O dia correu-lhe pesado, e até os colegas estranharam o seu silêncio e quase
absentismo. Não parecia a mesma pessoa, jovial, comunicativa. Como na véspera
avisara que não se sentia bem, o que era verdade, pensaram que seria ou o
começo ou final de algum resfriado mais forte.
No
final do dia, como de costume, saiu depois de todos os outros, e foi para Victoria
Station pegar o trem de volta a casa.
Sentado
num canto da carruagem, procurava nas páginas do “Evening Standard”, que sempre
lia nas viagens de regresso, algo que ocupasse a sua mente cansada, baralhada, nem
ele mesmo sabia exatamente por quê.
Na
sua frente sentou-se uma mulher jovem, muçulmana, a cabeça coberta com o tradicional
hijad, e ao seu lado um homem de origem africana, de meia idade, folheando
também o mesmo jornal.
A
viagem durava habitualmente hora e meia; dava tempo para, muitas vezes, ainda
cochilar um pouco, mas nesse dia era no jornal que procurava distrair-se.
Pouco
tinham andado, talvez trinta ou quarenta minutos e, de repente, um estrondo
imenso, atirou com todos os passageiros para fora dos seus lugares, sentiam-se
ferragens a torcer e a gemer até que a carruagem finalmente parou, fora dos
trilhos, e inclinada sobre um dos lados.
A
composição tinha-se chocado com outra parada irregularmente na mesma linha!

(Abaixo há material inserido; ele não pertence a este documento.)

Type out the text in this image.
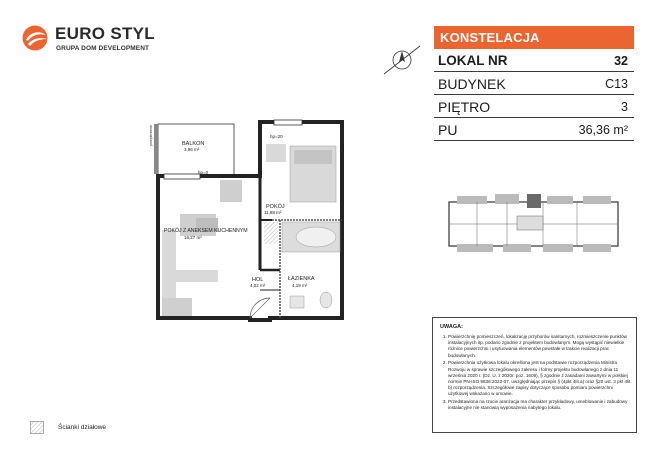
EURO STYL
GRUPA DOM DEVELOPMENT
BALKON
3,96 m²
hp=20
hp=0
POKÓJ
11,88 m²
POKÓJ Z ANEKSEM KUCHENNYM
16,27 m²
HOL
4,02 m²
ŁAZIENKA
4,19 m²
przepierzenie
KONSTELACJA
LOKAL NR	32
BUDYNEK	C13
PIĘTRO	3
PU	36,36 m²
UWAGA:
1. Powierzchnię pomieszczeń, lokalizację przyborów sanitarnych, rozmieszczenie punktów instalacyjnych itp. podano zgodnie z projektem budowlanym. Mogą wystąpić niewielkie różnice powierzchni i usytuowania elementów powstałe w trakcie realizacji prac budowlanych.
2. Powierzchnia użytkowa lokalu określona jest na podstawie rozporządzenia Ministra Rozwoju w sprawie szczegółowego zakresu i formy projektu budowlanego z dnia 11 września 2020 r. (Dz. U. z 2020r. poz. 1609), § zgodnie z zasadami zawartymi w polskiej normie PN-ISO 9836:2022-07, uwzględniając przepis § (4pkt 4lit.a) oraz §20 ust. 3 pkt 4lit. b) rozporządzenia. Szczegółowe zapisy dotyczące sposobu pomiaru powierzchni użytkowej wskazano w umowie.
3. Przedstawiona na rzucie aranżacja ma charakter przykładowy, umeblowanie i zabudowy instalacyjne nie stanowią wyposażenia nabytego lokalu.
Ścianki działowe
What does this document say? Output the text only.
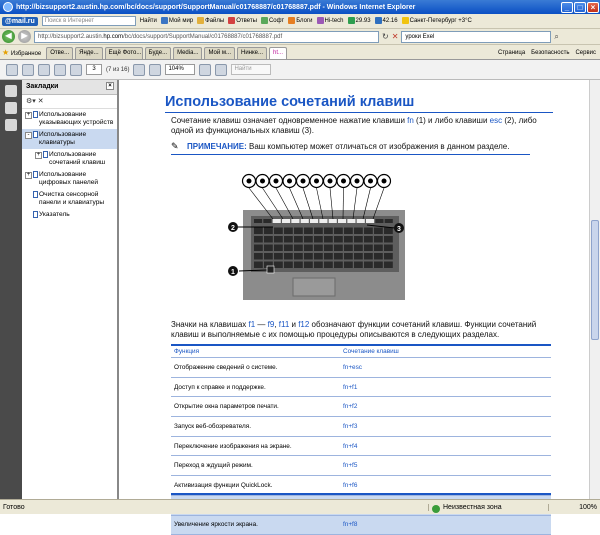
http://bizsupport2.austin.hp.com/bc/docs/support/SupportManual/c01768887/c01768887.pdf - Windows Internet Explorer	_	□	×
@mail.ru	Поиск в Интернет	Найти	Мой мир	Файлы	Ответы	Софт	Блоги	Hi-tech	29.93	42.16	Санкт-Петербург +3°С
◀	▶	http://bizsupport2.austin.hp.com/bc/docs/support/SupportManual/c01768887/c01768887.pdf	↻ ✕	уроки Exel	⌕
★ Избранное	Отве...	Янде...	Ещё Фото...	Буде...	Media...	Мой м...	Нинке...	ht...	Страница Безопасность Сервис
3	(7 из 16)	104%	Найти
Закладки	×
⚙▾ ✕
+ Использование указывающих устройств
-	Использование клавиатуры
+ Использование сочетаний клавиш
+ Использование цифровых панелей
Очистка сенсорной панели и клавиатуры
Указатель
Использование сочетаний клавиш
Сочетание клавиш означает одновременное нажатие клавиши fn (1) и либо клавиши esc (2), либо одной из функциональных клавиш (3).
✎	ПРИМЕЧАНИЕ: Ваш компьютер может отличаться от изображения в данном разделе.
2	3
1
Значки на клавишах f1 — f9, f11 и f12 обозначают функции сочетаний клавиш. Функции сочетаний клавиш и выполняемые с их помощью процедуры описываются в следующих разделах.
Функция	Сочетание клавиш
Отображение сведений о системе.	fn+esc
Доступ к справке и поддержке.	fn+f1
Открытие окна параметров печати.	fn+f2
Запуск веб-обозревателя.	fn+f3
Переключение изображения на экране.	fn+f4
Переход в ждущий режим.	fn+f5
Активизация функции QuickLock.	fn+f6
Увеличение яркости экрана.	fn+f8
Готово	Неизвестная зона	100%
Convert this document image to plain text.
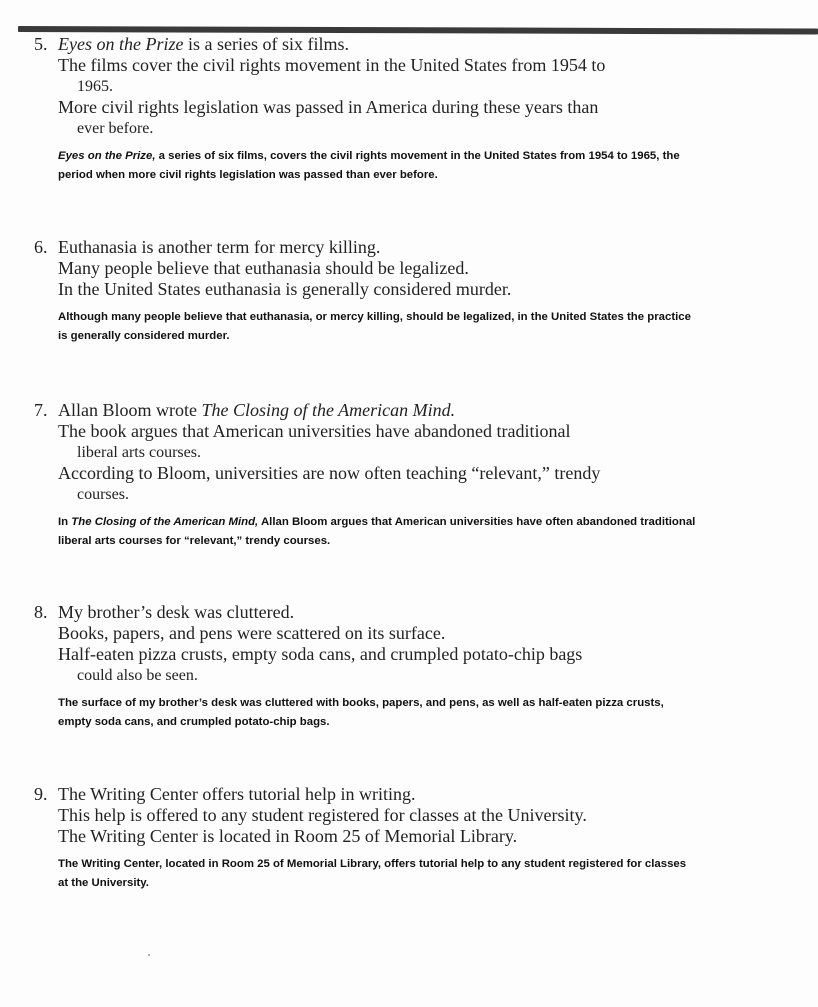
5. Eyes on the Prize is a series of six films.
The films cover the civil rights movement in the United States from 1954 to
1965.
More civil rights legislation was passed in America during these years than
ever before.
Eyes on the Prize, a series of six films, covers the civil rights movement in the United States from 1954 to 1965, the period when more civil rights legislation was passed than ever before.
6. Euthanasia is another term for mercy killing.
Many people believe that euthanasia should be legalized.
In the United States euthanasia is generally considered murder.
Although many people believe that euthanasia, or mercy killing, should be legalized, in the United States the practice is generally considered murder.
7. Allan Bloom wrote The Closing of the American Mind.
The book argues that American universities have abandoned traditional
liberal arts courses.
According to Bloom, universities are now often teaching “relevant,” trendy
courses.
In The Closing of the American Mind, Allan Bloom argues that American universities have often abandoned traditional liberal arts courses for “relevant,” trendy courses.
8. My brother’s desk was cluttered.
Books, papers, and pens were scattered on its surface.
Half-eaten pizza crusts, empty soda cans, and crumpled potato-chip bags
could also be seen.
The surface of my brother’s desk was cluttered with books, papers, and pens, as well as half-eaten pizza crusts, empty soda cans, and crumpled potato-chip bags.
9. The Writing Center offers tutorial help in writing.
This help is offered to any student registered for classes at the University.
The Writing Center is located in Room 25 of Memorial Library.
The Writing Center, located in Room 25 of Memorial Library, offers tutorial help to any student registered for classes at the University.
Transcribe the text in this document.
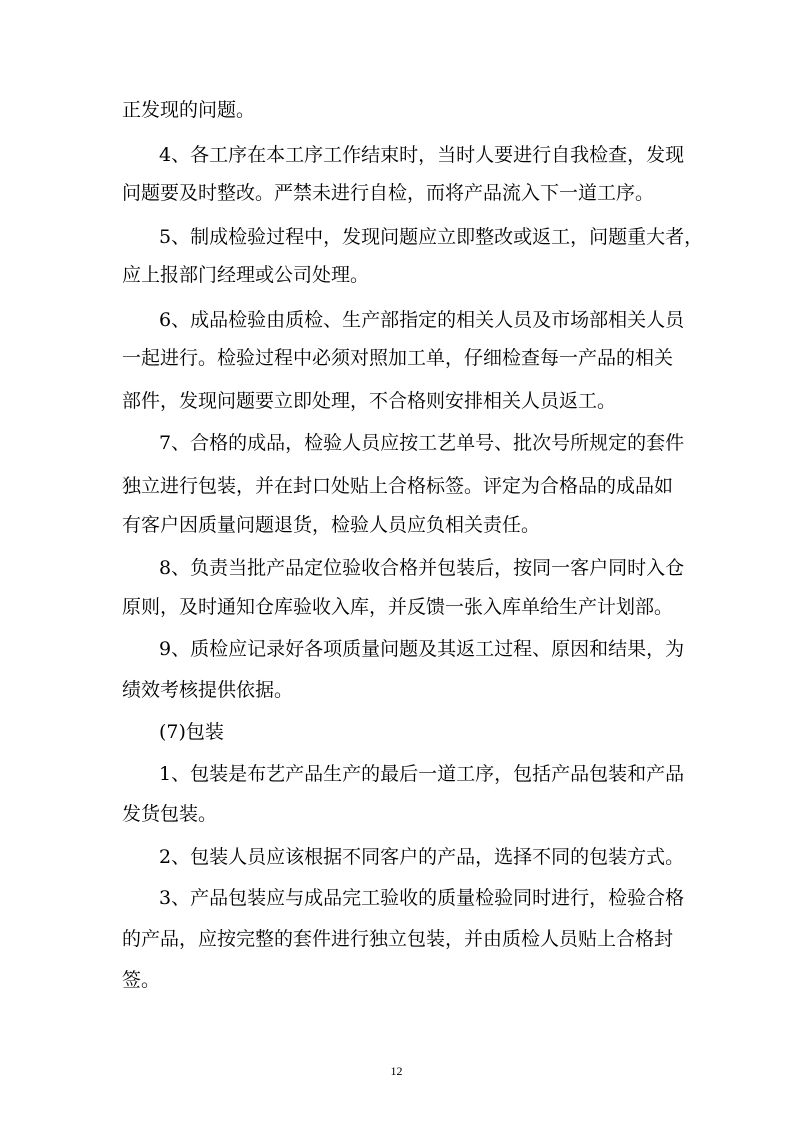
正发现的问题。
4、各工序在本工序工作结束时，当时人要进行自我检查，发现
问题要及时整改。严禁未进行自检，而将产品流入下一道工序。
5、制成检验过程中，发现问题应立即整改或返工，问题重大者，
应上报部门经理或公司处理。
6、成品检验由质检、生产部指定的相关人员及市场部相关人员
一起进行。检验过程中必须对照加工单，仔细检查每一产品的相关
部件，发现问题要立即处理，不合格则安排相关人员返工。
7、合格的成品，检验人员应按工艺单号、批次号所规定的套件
独立进行包装，并在封口处贴上合格标签。评定为合格品的成品如
有客户因质量问题退货，检验人员应负相关责任。
8、负责当批产品定位验收合格并包装后，按同一客户同时入仓
原则，及时通知仓库验收入库，并反馈一张入库单给生产计划部。
9、质检应记录好各项质量问题及其返工过程、原因和结果，为
绩效考核提供依据。
(7)包装
1、包装是布艺产品生产的最后一道工序，包括产品包装和产品
发货包装。
2、包装人员应该根据不同客户的产品，选择不同的包装方式。
3、产品包装应与成品完工验收的质量检验同时进行，检验合格
的产品，应按完整的套件进行独立包装，并由质检人员贴上合格封
签。
12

Em
Redhill.
Ouviam-se
gritos de dor e pedidos de socorro. Grande desordem e caos dentro de cada
carruagem. Peter foi projetado nem ele mesmo percebeu para onde e como. Deve
ter perdido os sentidos por alguns momentos e quando começou a ter consciência
da situação, percebeu que tinha havido um grave acidente. Sangrava, mas nem
percebia de onde. À sua volta corpos espalhados, contorcendo-se e sangrando.

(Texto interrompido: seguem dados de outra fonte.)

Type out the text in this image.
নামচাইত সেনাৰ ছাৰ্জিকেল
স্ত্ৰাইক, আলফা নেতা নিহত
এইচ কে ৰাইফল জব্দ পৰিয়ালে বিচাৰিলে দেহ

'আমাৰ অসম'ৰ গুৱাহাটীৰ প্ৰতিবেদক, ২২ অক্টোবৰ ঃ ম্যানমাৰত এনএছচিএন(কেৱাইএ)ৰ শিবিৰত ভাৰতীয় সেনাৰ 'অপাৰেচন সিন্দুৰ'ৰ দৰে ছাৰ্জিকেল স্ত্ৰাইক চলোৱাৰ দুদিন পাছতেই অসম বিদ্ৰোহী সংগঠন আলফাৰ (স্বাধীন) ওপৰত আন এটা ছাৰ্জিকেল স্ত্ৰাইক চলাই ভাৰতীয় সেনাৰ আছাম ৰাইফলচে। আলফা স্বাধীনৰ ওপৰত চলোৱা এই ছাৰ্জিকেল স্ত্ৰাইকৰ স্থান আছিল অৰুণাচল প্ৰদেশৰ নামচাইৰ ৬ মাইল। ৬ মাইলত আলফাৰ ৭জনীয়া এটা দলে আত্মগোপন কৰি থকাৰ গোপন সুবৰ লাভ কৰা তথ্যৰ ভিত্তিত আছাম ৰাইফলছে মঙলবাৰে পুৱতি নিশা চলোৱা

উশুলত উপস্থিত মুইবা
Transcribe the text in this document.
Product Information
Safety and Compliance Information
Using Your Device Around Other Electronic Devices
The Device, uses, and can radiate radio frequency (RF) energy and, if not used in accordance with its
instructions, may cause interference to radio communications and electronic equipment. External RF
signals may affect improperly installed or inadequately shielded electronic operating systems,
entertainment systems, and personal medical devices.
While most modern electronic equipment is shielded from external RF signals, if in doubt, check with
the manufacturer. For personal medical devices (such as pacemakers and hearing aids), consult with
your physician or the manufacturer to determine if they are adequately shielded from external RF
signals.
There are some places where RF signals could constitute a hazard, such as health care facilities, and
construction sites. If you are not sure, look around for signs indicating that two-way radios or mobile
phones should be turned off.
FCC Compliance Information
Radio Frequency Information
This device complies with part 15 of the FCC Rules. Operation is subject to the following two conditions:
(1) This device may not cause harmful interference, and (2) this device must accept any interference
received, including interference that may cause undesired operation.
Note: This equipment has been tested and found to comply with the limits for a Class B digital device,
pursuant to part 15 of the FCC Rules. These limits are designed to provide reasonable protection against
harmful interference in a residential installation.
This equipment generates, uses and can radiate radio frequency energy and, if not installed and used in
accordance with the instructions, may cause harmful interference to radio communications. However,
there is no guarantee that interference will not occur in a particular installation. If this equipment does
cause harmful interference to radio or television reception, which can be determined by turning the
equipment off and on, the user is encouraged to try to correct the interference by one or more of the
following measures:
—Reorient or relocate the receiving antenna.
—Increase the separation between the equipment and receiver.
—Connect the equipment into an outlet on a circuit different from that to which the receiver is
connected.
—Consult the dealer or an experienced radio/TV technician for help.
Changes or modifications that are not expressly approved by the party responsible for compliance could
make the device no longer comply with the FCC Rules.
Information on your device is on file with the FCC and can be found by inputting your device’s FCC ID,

Perto, com um profundo golpe na cabeça, reconheceu a mulher que vinha sentada
na sua frente. Deslocando-se com dificuldade e muita dor em todo o corpo,
procurou ajudá-la. Com o seu casaco improvisou uma espécie de almofada onde
deitou a cabeça da mulher, depois de ter afastado o véu, rasgado, deixando à
vista uma ferida grande. Com palavras calmas ajudou a mulher a agüentar o
sofrimento e ajeitou-a num canto da carruagem.
O
homem que vinha a seu lado, jazia também, sem sentidos, uma perna torcida.

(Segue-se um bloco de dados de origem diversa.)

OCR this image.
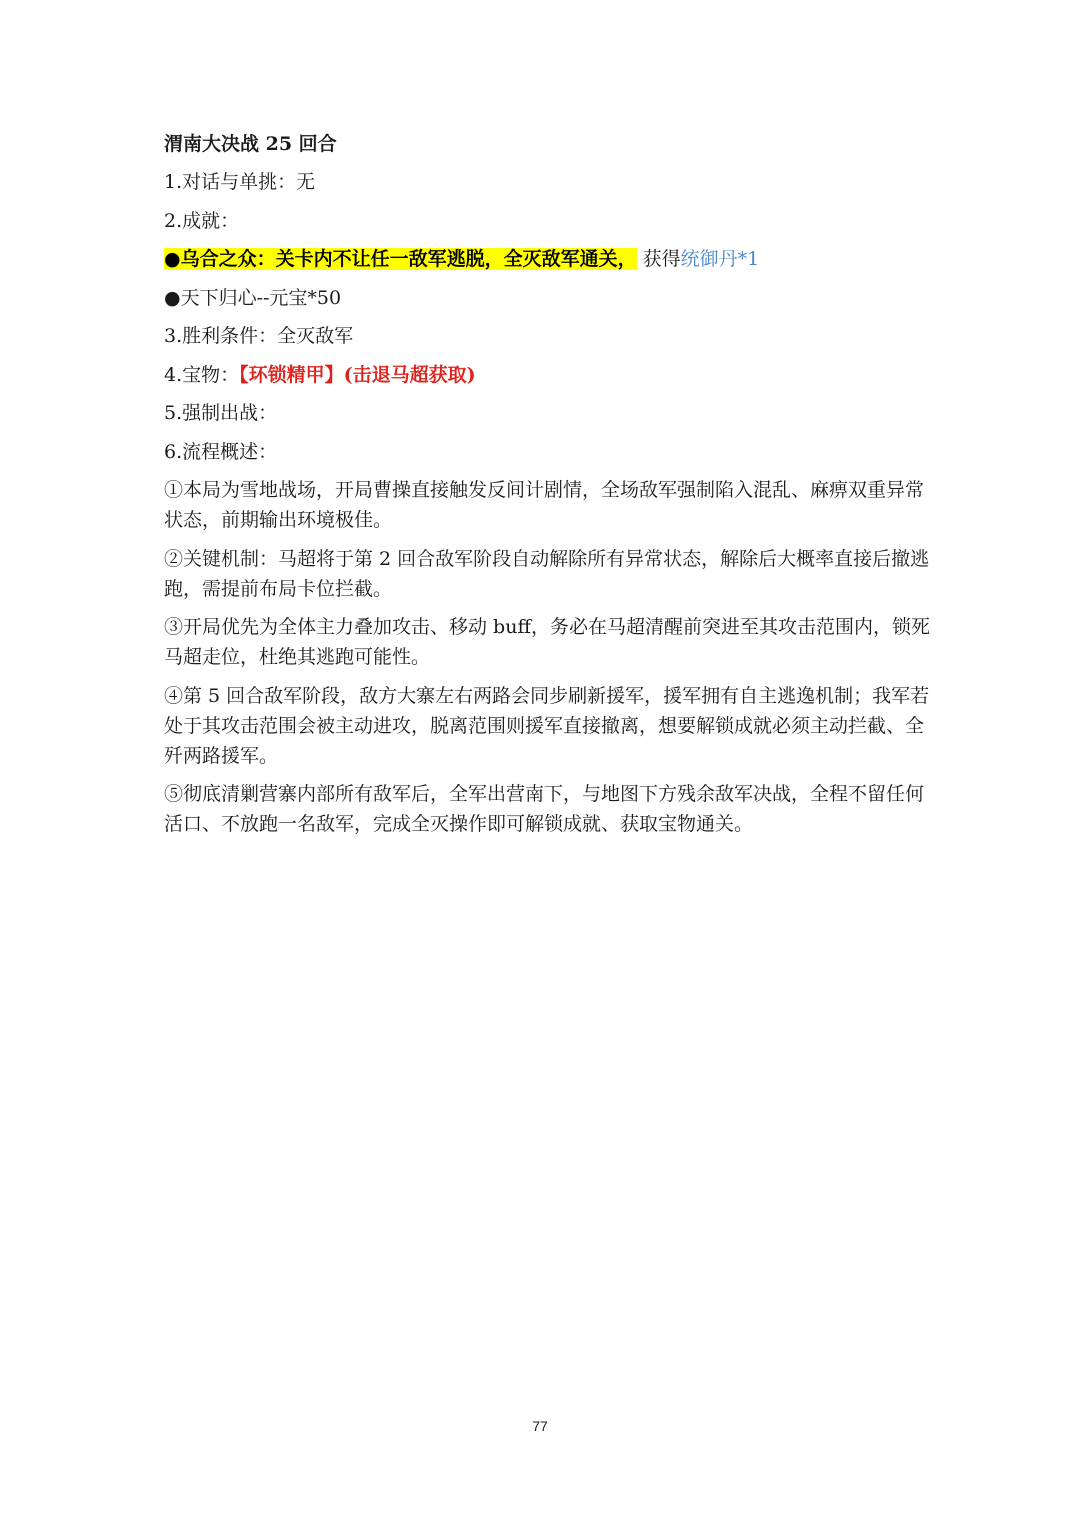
渭南大决战 25 回合
1.对话与单挑：无
2.成就：
●乌合之众：关卡内不让任一敌军逃脱，全灭敌军通关， 获得统御丹*1
●天下归心--元宝*50
3.胜利条件：全灭敌军
4.宝物：【环锁精甲】(击退马超获取)
5.强制出战：
6.流程概述：
①本局为雪地战场，开局曹操直接触发反间计剧情，全场敌军强制陷入混乱、麻痹双重异常状态，前期输出环境极佳。
②关键机制：马超将于第 2 回合敌军阶段自动解除所有异常状态，解除后大概率直接后撤逃跑，需提前布局卡位拦截。
③开局优先为全体主力叠加攻击、移动 buff，务必在马超清醒前突进至其攻击范围内，锁死马超走位，杜绝其逃跑可能性。
④第 5 回合敌军阶段，敌方大寨左右两路会同步刷新援军，援军拥有自主逃逸机制；我军若处于其攻击范围会被主动进攻，脱离范围则援军直接撤离，想要解锁成就必须主动拦截、全歼两路援军。
⑤彻底清剿营寨内部所有敌军后，全军出营南下，与地图下方残余敌军决战，全程不留任何活口、不放跑一名敌军，完成全灭操作即可解锁成就、获取宝物通关。
77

Tinha uma grave fratura exposta! Peter rasgou a sua camisa e fez um torniquete
na perna do desgraçado que sofria horrivelmente.
Ajudou
ainda alguns mais até que exausto se sentou num canto, aguardando socorros, que
não tardaram. Todos levados para o hospital mais próximo, Peter só pensava por que
razão ele havia socorrido primeiro uma mulher muçulmana e um negro! Podia ter
ajudado uns outros quantos, mas foi a esses dois que dedicou a pouca energia
que conseguiu reunir até cair exausto.
No
leito do hospital voltou a pensar que tudo quanto lhe estava a acontecer eram “coincidências”
demais! Primeiro o raio e o trovão, e depois o auxílio que prestara tão imediato
àqueles dois que considerava “semi” estrangeiros!
Seria
tudo aquilo “obra” de Deus que lhe queria mostrar que a vida só tem valor
quando a dedicamos, desinteressadamente, aos outros?
Tão
logo teve alta do hospital foi direto a um lugar sossegado, silencioso, a sua tão
antiga e bela igreja e, meditando com humildade, foi-se apercebendo que o “tal”
Deus, afinal, lhe dera um recado completo!